De fait, quelques musiciens de notre univers se souviennent encore de ce personnel débordé, épuisé et pourtant toujours prêt. Il y a quelques années, un collectif s’est créé pour proposer un single en NYP dont tous les bénéficies ont été versés à la Fondation de France, en soutien à ces aides-soignants, infirmières, urgentistes, et médecins qui ont turbiné comme Stakhanov dans sa mine.

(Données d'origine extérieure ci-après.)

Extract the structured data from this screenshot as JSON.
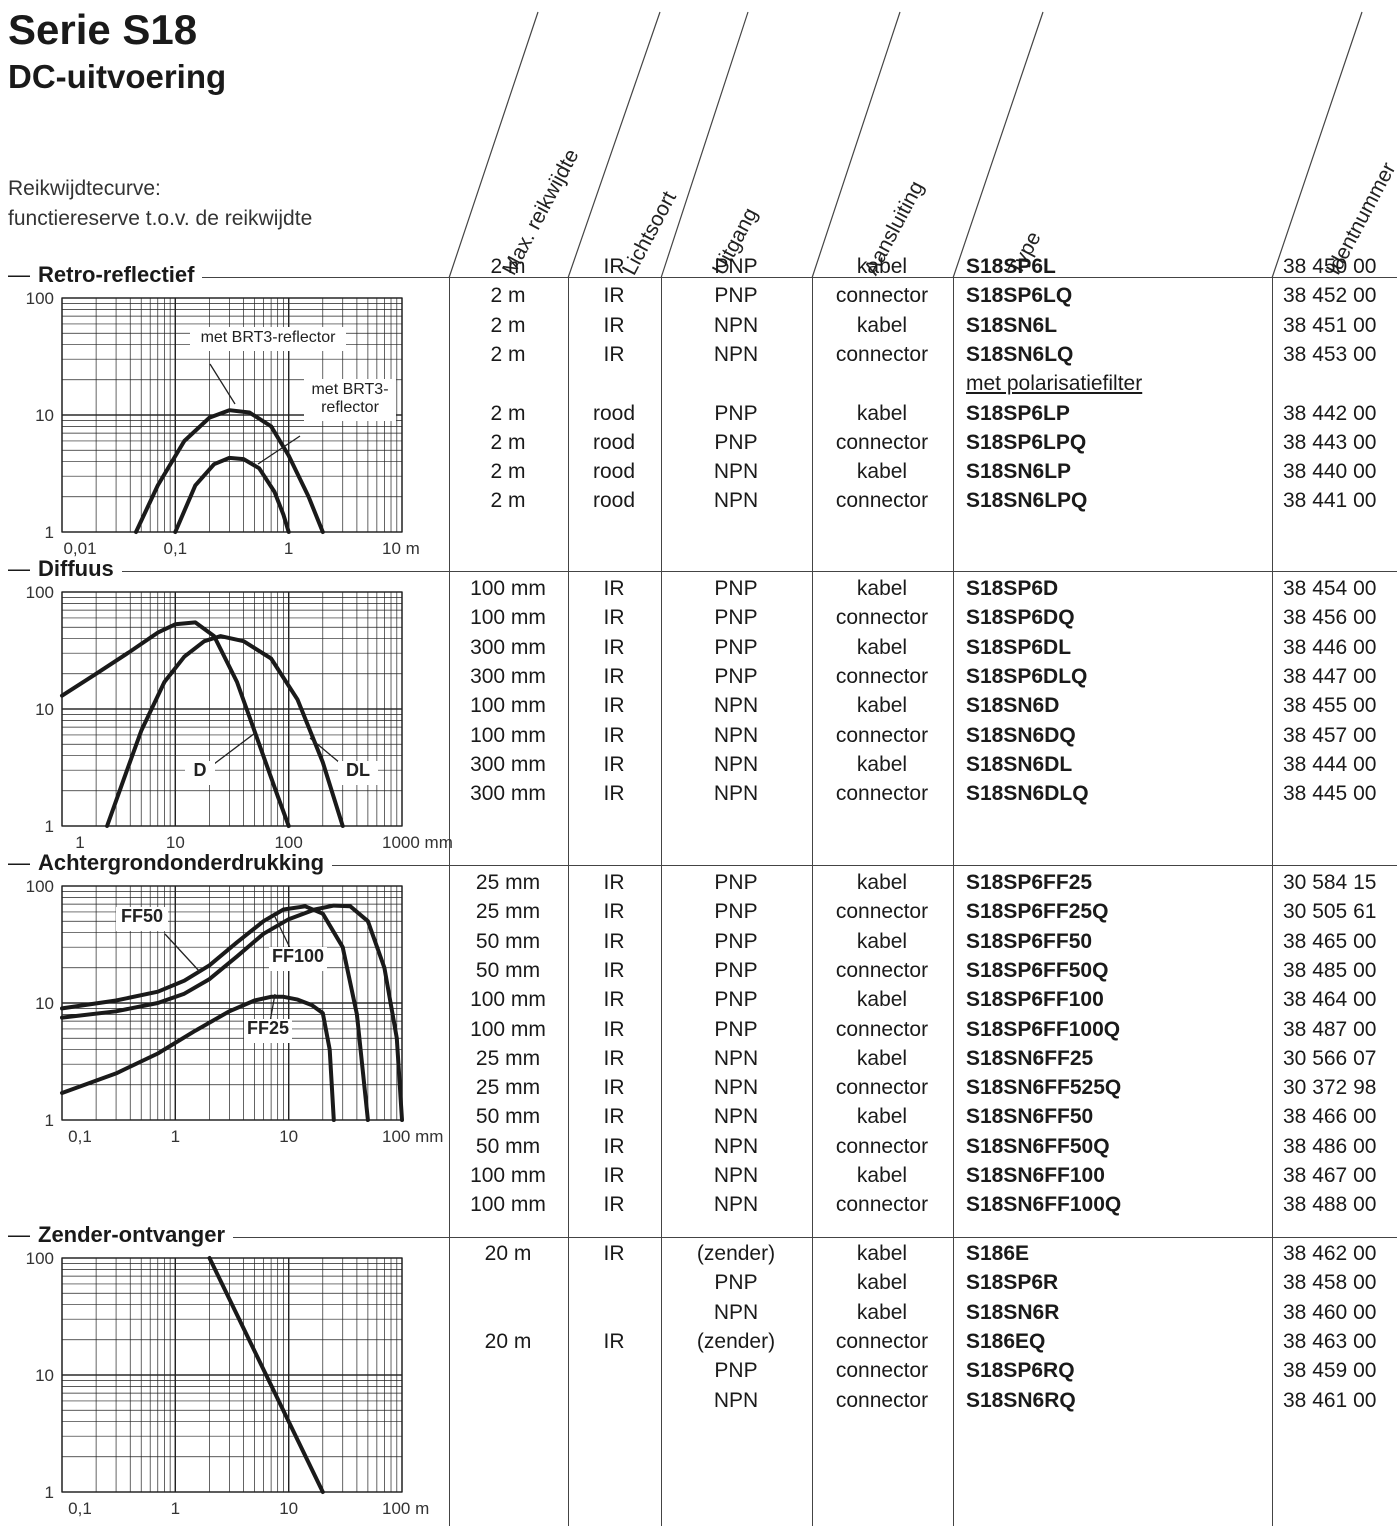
{
  "page": {
    "title": "Serie S18",
    "subtitle": "DC-uitvoering",
    "intro_line1": "Reikwijdtecurve:",
    "intro_line2": "functiereserve t.o.v. de reikwijdte"
  },
  "columns": [
    "Max. reikwijdte",
    "Lichtsoort",
    "Uitgang",
    "Aansluiting",
    "Type",
    "Identnummer"
  ],
  "sections": [
    {
      "label": "Retro-reflectief",
      "rows": [
        {
          "reach": "2 m",
          "light": "IR",
          "out": "PNP",
          "conn": "kabel",
          "type": "S18SP6L",
          "id": "38 450 00"
        },
        {
          "reach": "2 m",
          "light": "IR",
          "out": "PNP",
          "conn": "connector",
          "type": "S18SP6LQ",
          "id": "38 452 00"
        },
        {
          "reach": "2 m",
          "light": "IR",
          "out": "NPN",
          "conn": "kabel",
          "type": "S18SN6L",
          "id": "38 451 00"
        },
        {
          "reach": "2 m",
          "light": "IR",
          "out": "NPN",
          "conn": "connector",
          "type": "S18SN6LQ",
          "id": "38 453 00"
        },
        {
          "note": "met polarisatiefilter"
        },
        {
          "reach": "2 m",
          "light": "rood",
          "out": "PNP",
          "conn": "kabel",
          "type": "S18SP6LP",
          "id": "38 442 00"
        },
        {
          "reach": "2 m",
          "light": "rood",
          "out": "PNP",
          "conn": "connector",
          "type": "S18SP6LPQ",
          "id": "38 443 00"
        },
        {
          "reach": "2 m",
          "light": "rood",
          "out": "NPN",
          "conn": "kabel",
          "type": "S18SN6LP",
          "id": "38 440 00"
        },
        {
          "reach": "2 m",
          "light": "rood",
          "out": "NPN",
          "conn": "connector",
          "type": "S18SN6LPQ",
          "id": "38 441 00"
        }
      ]
    },
    {
      "label": "Diffuus",
      "rows": [
        {
          "reach": "100 mm",
          "light": "IR",
          "out": "PNP",
          "conn": "kabel",
          "type": "S18SP6D",
          "id": "38 454 00"
        },
        {
          "reach": "100 mm",
          "light": "IR",
          "out": "PNP",
          "conn": "connector",
          "type": "S18SP6DQ",
          "id": "38 456 00"
        },
        {
          "reach": "300 mm",
          "light": "IR",
          "out": "PNP",
          "conn": "kabel",
          "type": "S18SP6DL",
          "id": "38 446 00"
        },
        {
          "reach": "300 mm",
          "light": "IR",
          "out": "PNP",
          "conn": "connector",
          "type": "S18SP6DLQ",
          "id": "38 447 00"
        },
        {
          "reach": "100 mm",
          "light": "IR",
          "out": "NPN",
          "conn": "kabel",
          "type": "S18SN6D",
          "id": "38 455 00"
        },
        {
          "reach": "100 mm",
          "light": "IR",
          "out": "NPN",
          "conn": "connector",
          "type": "S18SN6DQ",
          "id": "38 457 00"
        },
        {
          "reach": "300 mm",
          "light": "IR",
          "out": "NPN",
          "conn": "kabel",
          "type": "S18SN6DL",
          "id": "38 444 00"
        },
        {
          "reach": "300 mm",
          "light": "IR",
          "out": "NPN",
          "conn": "connector",
          "type": "S18SN6DLQ",
          "id": "38 445 00"
        }
      ]
    },
    {
      "label": "Achtergrondonderdrukking",
      "rows": [
        {
          "reach": "25 mm",
          "light": "IR",
          "out": "PNP",
          "conn": "kabel",
          "type": "S18SP6FF25",
          "id": "30 584 15"
        },
        {
          "reach": "25 mm",
          "light": "IR",
          "out": "PNP",
          "conn": "connector",
          "type": "S18SP6FF25Q",
          "id": "30 505 61"
        },
        {
          "reach": "50 mm",
          "light": "IR",
          "out": "PNP",
          "conn": "kabel",
          "type": "S18SP6FF50",
          "id": "38 465 00"
        },
        {
          "reach": "50 mm",
          "light": "IR",
          "out": "PNP",
          "conn": "connector",
          "type": "S18SP6FF50Q",
          "id": "38 485 00"
        },
        {
          "reach": "100 mm",
          "light": "IR",
          "out": "PNP",
          "conn": "kabel",
          "type": "S18SP6FF100",
          "id": "38 464 00"
        },
        {
          "reach": "100 mm",
          "light": "IR",
          "out": "PNP",
          "conn": "connector",
          "type": "S18SP6FF100Q",
          "id": "38 487 00"
        },
        {
          "reach": "25 mm",
          "light": "IR",
          "out": "NPN",
          "conn": "kabel",
          "type": "S18SN6FF25",
          "id": "30 566 07"
        },
        {
          "reach": "25 mm",
          "light": "IR",
          "out": "NPN",
          "conn": "connector",
          "type": "S18SN6FF525Q",
          "id": "30 372 98"
        },
        {
          "reach": "50 mm",
          "light": "IR",
          "out": "NPN",
          "conn": "kabel",
          "type": "S18SN6FF50",
          "id": "38 466 00"
        },
        {
          "reach": "50 mm",
          "light": "IR",
          "out": "NPN",
          "conn": "connector",
          "type": "S18SN6FF50Q",
          "id": "38 486 00"
        },
        {
          "reach": "100 mm",
          "light": "IR",
          "out": "NPN",
          "conn": "kabel",
          "type": "S18SN6FF100",
          "id": "38 467 00"
        },
        {
          "reach": "100 mm",
          "light": "IR",
          "out": "NPN",
          "conn": "connector",
          "type": "S18SN6FF100Q",
          "id": "38 488 00"
        }
      ]
    },
    {
      "label": "Zender-ontvanger",
      "rows": [
        {
          "reach": "20 m",
          "light": "IR",
          "out": "(zender)",
          "conn": "kabel",
          "type": "S186E",
          "id": "38 462 00"
        },
        {
          "reach": "",
          "light": "",
          "out": "PNP",
          "conn": "kabel",
          "type": "S18SP6R",
          "id": "38 458 00"
        },
        {
          "reach": "",
          "light": "",
          "out": "NPN",
          "conn": "kabel",
          "type": "S18SN6R",
          "id": "38 460 00"
        },
        {
          "reach": "20 m",
          "light": "IR",
          "out": "(zender)",
          "conn": "connector",
          "type": "S186EQ",
          "id": "38 463 00"
        },
        {
          "reach": "",
          "light": "",
          "out": "PNP",
          "conn": "connector",
          "type": "S18SP6RQ",
          "id": "38 459 00"
        },
        {
          "reach": "",
          "light": "",
          "out": "NPN",
          "conn": "connector",
          "type": "S18SN6RQ",
          "id": "38 461 00"
        }
      ]
    }
  ],
  "chart_data": [
    {
      "type": "line",
      "section": "Retro-reflectief",
      "x_scale": "log",
      "y_scale": "log",
      "xlim": [
        0.01,
        10
      ],
      "ylim": [
        1,
        100
      ],
      "x_ticks": [
        "0,01",
        "0,1",
        "1",
        "10 m"
      ],
      "y_ticks": [
        "100",
        "10",
        "1"
      ],
      "grid": true,
      "annotations": [
        "met BRT3-reflector",
        "met BRT3-\nreflector"
      ],
      "series": [
        {
          "x": [
            0.045,
            0.07,
            0.12,
            0.2,
            0.3,
            0.45,
            0.7,
            1.0,
            1.5,
            2.0
          ],
          "y": [
            1,
            2.5,
            6,
            9.5,
            11,
            10.5,
            8,
            4.5,
            2,
            1
          ]
        },
        {
          "x": [
            0.1,
            0.15,
            0.22,
            0.3,
            0.4,
            0.55,
            0.75,
            0.9,
            1.0
          ],
          "y": [
            1,
            2.5,
            3.8,
            4.3,
            4.2,
            3.5,
            2.2,
            1.4,
            1
          ]
        }
      ]
    },
    {
      "type": "line",
      "section": "Diffuus",
      "x_scale": "log",
      "y_scale": "log",
      "xlim": [
        1,
        1000
      ],
      "ylim": [
        1,
        100
      ],
      "x_ticks": [
        "1",
        "10",
        "100",
        "1000 mm"
      ],
      "y_ticks": [
        "100",
        "10",
        "1"
      ],
      "grid": true,
      "annotations": [
        "D",
        "DL"
      ],
      "series": [
        {
          "name": "D",
          "x": [
            1,
            2,
            4,
            7,
            10,
            15,
            22,
            35,
            55,
            80,
            100
          ],
          "y": [
            13,
            20,
            31,
            45,
            53,
            55,
            42,
            17,
            5,
            1.8,
            1
          ]
        },
        {
          "name": "DL",
          "x": [
            2.5,
            3.5,
            5,
            8,
            12,
            18,
            25,
            40,
            70,
            120,
            200,
            300
          ],
          "y": [
            1,
            2.5,
            6.5,
            17,
            28,
            38,
            42,
            38,
            27,
            12,
            3.5,
            1
          ]
        }
      ]
    },
    {
      "type": "line",
      "section": "Achtergrondonderdrukking",
      "x_scale": "log",
      "y_scale": "log",
      "xlim": [
        0.1,
        100
      ],
      "ylim": [
        1,
        100
      ],
      "x_ticks": [
        "0,1",
        "1",
        "10",
        "100 mm"
      ],
      "y_ticks": [
        "100",
        "10",
        "1"
      ],
      "grid": true,
      "annotations": [
        "FF50",
        "FF100",
        "FF25"
      ],
      "series": [
        {
          "name": "FF50",
          "x": [
            0.1,
            0.3,
            0.7,
            1.2,
            2,
            3.5,
            6,
            9,
            14,
            20,
            30,
            40,
            50
          ],
          "y": [
            9,
            10.5,
            12.5,
            15.5,
            21,
            33,
            50,
            63,
            67,
            58,
            30,
            8,
            1
          ]
        },
        {
          "name": "FF100",
          "x": [
            0.1,
            0.3,
            0.7,
            1.2,
            2,
            3.5,
            6,
            10,
            17,
            25,
            35,
            50,
            70,
            90,
            100
          ],
          "y": [
            7.5,
            8.5,
            10,
            12,
            16,
            25,
            39,
            52,
            63,
            68,
            67,
            50,
            20,
            5,
            1
          ]
        },
        {
          "name": "FF25",
          "x": [
            0.1,
            0.3,
            0.7,
            1.5,
            3,
            5,
            7,
            9,
            12,
            16,
            20,
            23,
            25
          ],
          "y": [
            1.7,
            2.5,
            3.7,
            5.8,
            8.5,
            10.5,
            11.3,
            11.3,
            10.7,
            9.6,
            8.2,
            4,
            1
          ]
        }
      ]
    },
    {
      "type": "line",
      "section": "Zender-ontvanger",
      "x_scale": "log",
      "y_scale": "log",
      "xlim": [
        0.1,
        100
      ],
      "ylim": [
        1,
        100
      ],
      "x_ticks": [
        "0,1",
        "1",
        "10",
        "100 m"
      ],
      "y_ticks": [
        "100",
        "10",
        "1"
      ],
      "grid": true,
      "annotations": [],
      "series": [
        {
          "x": [
            2,
            20
          ],
          "y": [
            100,
            1
          ]
        }
      ]
    }
  ]
}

Ainsi est donc né le projet DROPDEAD CHAOS. Conçu comme un supergroupe au grand cœur, et regroupant en son sein la crème de la crème des musiciens Metal/Rock de la scène française, DROPDEAD CHAOS a décidé de prolonger l’opération et le souvenir en format longue-durée, des années après la publication de « Black Thoughts », le premier morceau lancé en éclaireur de la quête. Nous voici donc face à un album solide, produit par la référence HK au Vamacara studio (LOUDBLAST, BUKOWSKI, BLACK BOMB A, SIRENIA, LES TAMBOURS DU BRONX, DAGOBA, etc…), et qui compile une dizaine de chansons fortement connotées nineties.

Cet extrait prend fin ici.